Une culture autre

Suite à « Les maux et les mots », texte signé par Louise Arbour, Le Devoir, le jeudi 22 octobre 2020.

Votre article est un modèle de « savoir » penser une question aussi difficile à aborder sans conflit et qui s’est formée autour des mots liés et marqués par le racisme. J’admire votre esprit de synthèse qui permet de clarifier les nuances apportées entre les opi-nions et les idées divergentes qui se confrontent et s’affrontent dans ce présent débat autour du mot « nègre ». Mais différemment de vous, je ne qualifie pas de nombrilisme ceux et celles qui, au Québec surtout, voient un lien étroit, sinon d’identification, entre la culture des Américains et celle des Canadiens anglophones et rappeler une différence marquée avec celles des Québécois de culture française.

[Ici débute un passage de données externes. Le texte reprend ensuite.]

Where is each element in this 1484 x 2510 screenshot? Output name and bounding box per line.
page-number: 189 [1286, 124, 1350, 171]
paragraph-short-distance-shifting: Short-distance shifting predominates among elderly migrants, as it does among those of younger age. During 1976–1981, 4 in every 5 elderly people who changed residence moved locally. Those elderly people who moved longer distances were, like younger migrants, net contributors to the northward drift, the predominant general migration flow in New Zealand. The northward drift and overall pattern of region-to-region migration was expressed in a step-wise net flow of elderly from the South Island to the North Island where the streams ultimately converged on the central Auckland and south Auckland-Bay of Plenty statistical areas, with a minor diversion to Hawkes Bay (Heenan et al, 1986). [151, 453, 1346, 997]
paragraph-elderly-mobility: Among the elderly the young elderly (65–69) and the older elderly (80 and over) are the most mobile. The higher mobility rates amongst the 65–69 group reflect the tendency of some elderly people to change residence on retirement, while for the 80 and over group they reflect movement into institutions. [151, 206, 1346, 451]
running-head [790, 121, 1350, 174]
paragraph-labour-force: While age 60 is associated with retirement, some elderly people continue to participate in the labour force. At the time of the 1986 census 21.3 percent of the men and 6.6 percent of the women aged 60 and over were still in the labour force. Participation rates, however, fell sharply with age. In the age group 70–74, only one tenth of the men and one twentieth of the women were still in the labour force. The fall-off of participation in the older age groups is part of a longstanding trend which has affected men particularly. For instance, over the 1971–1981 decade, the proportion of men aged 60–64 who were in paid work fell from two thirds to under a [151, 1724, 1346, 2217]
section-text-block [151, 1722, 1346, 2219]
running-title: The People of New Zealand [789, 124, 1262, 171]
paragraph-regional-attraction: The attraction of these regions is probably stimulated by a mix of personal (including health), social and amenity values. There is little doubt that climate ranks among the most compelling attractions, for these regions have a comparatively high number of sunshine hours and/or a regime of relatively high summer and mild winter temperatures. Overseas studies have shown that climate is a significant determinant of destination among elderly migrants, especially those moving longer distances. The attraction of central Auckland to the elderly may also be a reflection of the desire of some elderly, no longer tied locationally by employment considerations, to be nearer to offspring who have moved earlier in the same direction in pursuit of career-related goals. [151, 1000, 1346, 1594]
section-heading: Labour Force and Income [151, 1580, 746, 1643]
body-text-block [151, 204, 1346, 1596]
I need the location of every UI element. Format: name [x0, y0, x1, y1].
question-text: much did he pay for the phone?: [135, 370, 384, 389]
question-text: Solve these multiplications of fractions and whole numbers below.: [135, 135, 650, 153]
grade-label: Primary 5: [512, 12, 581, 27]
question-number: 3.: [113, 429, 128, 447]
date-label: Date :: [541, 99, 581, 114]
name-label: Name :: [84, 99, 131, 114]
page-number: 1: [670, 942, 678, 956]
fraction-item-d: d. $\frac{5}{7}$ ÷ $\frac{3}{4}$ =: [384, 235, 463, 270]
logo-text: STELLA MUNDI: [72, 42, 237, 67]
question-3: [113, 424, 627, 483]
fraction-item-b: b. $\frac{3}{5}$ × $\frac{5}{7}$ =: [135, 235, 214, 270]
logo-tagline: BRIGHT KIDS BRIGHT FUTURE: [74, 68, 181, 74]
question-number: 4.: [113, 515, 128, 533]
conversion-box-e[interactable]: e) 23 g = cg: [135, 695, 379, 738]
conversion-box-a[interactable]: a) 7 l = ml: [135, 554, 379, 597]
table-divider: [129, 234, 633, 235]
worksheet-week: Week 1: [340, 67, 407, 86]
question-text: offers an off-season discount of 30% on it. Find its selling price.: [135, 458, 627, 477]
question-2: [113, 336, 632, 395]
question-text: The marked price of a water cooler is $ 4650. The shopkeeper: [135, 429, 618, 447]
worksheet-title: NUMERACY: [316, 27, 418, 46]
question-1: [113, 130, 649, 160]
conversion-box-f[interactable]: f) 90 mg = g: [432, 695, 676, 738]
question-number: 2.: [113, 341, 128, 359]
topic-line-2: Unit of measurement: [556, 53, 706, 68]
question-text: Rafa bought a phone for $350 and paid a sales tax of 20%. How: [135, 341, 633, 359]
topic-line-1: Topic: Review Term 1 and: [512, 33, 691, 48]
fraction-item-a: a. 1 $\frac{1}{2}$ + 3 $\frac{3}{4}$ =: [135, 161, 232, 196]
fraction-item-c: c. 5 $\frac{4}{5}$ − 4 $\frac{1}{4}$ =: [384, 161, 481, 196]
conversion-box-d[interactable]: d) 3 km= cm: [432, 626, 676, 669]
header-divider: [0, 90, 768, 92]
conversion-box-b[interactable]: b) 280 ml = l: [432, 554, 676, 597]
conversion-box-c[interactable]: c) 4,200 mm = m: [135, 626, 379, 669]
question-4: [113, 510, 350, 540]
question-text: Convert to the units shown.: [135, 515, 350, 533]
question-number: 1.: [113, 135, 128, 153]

La société américaine tout entière, en lien avec les inégalités sociales qui y sévissent, a vécu et vit toujours des problèmes aigus de ségrégation raciale qui, à travers le temps puis de récents événements la ravivent : les sensibilités sont de plus en plus exacerbées et certains mots, termes ou phrases pour nommer l’horreur, prennent valeur de symboles.

Pour autant, bien que les Québécois soient également des Nord-Américains, ils ne sont pas de culture anglophone, même si la culture des Québécois francophones en est même de plus en plus teintée, surtout par le biais des médias sociaux. Nous n’avons ni le passé odieux de la société américaine en matière de racisme contre les Noirs, ni la culture qui s’y est modelée. « Nègre » en français n’est pas sous-tendu des horreurs que sous-tend le mot « nigger ». Pourtant, la culture francophone au Québec n’est ni étanche ni imperméable au foisonnement des idées à l’échelle mondiale — elle a droit tout autant que celle des Nord-Américains de langue anglaise ou américaine à ce qu’on en reconnaisse la nature différente, la langue autre et la façon particulière de penser le monde. Reconnaître cela permettrait déjà une réelle ouverture entre la culture dominante anglophone et celle, de plus en plus grugée du dedans et du dehors, d’une culture francophone tout aussi nord-américaine.

3 commentaires
  • Nadia Alexan - Abonnée 23 octobre 2020 01 h 58

    Les deux solitudes.

    Vous avez tellement raison, madame Arbour. Ce n'est pas une question du nombrilisme identitaire du tout. C'est une question de différence de valeurs et de bon sens. Tout ce qui est à la mode n'est pas nécessairement valable.
    Le postmodernisme que les États-Unis nous exportent n'a pas de sens: l'individualisme à outrance, la politique de la division, le communautarisme, la religion à outrance et le rejet de la laïcité, l'amour des armes à feu, le capitalisme débridé, le manque d'une cohésion sociale et d'une politique pour le bienêtre collectif, comme les soins de santé publique que l'on trouve dans toutes les sociétés civilisées. On n’a rien à apprendre des États-Unis. C'est un état défaillant sur toutes les mesures.

  • Anne Arseneau - Abonné 23 octobre 2020 09 h 09

    C'est fou comme on ignore complètement le vécu et le regard québécois dans ce débat !

    « Pourtant, la culture francophone au Québec n’est ni étanche ni imperméable au foisonnement des idées à l’échelle mondiale — elle a droit tout autant que celle des Nord-Américains de langue anglaise ou américaine à ce qu’on en reconnaisse la nature différente, la langue autre et la façon particulière de penser le monde. Reconnaître cela permettrait déjà une réelle ouverture entre la culture dominante anglophone et celle, de plus en plus grugée du dedans et du dehors, d’une culture francophone tout aussi nord-américaine. »

    Mille bravo et merci, Madame Arbour, de le rappeler si brillamment ! :-)

    En espérant que ces si « ouverts sur le monde »... s'y ouvrent encore davantage.

  • René Pigeon - Abonné 24 octobre 2020 12 h 17

    Très juste et bien dit, madame Arbour.

    Merci.
    J’imagine que vous aviez une compréhension aussi juste avant de devenir historienne de l’art, mais étudier l’histoire de l’art a peut-être enrichi votre juste compréhension des choses.

    Je vous lirais sur d’autres questions.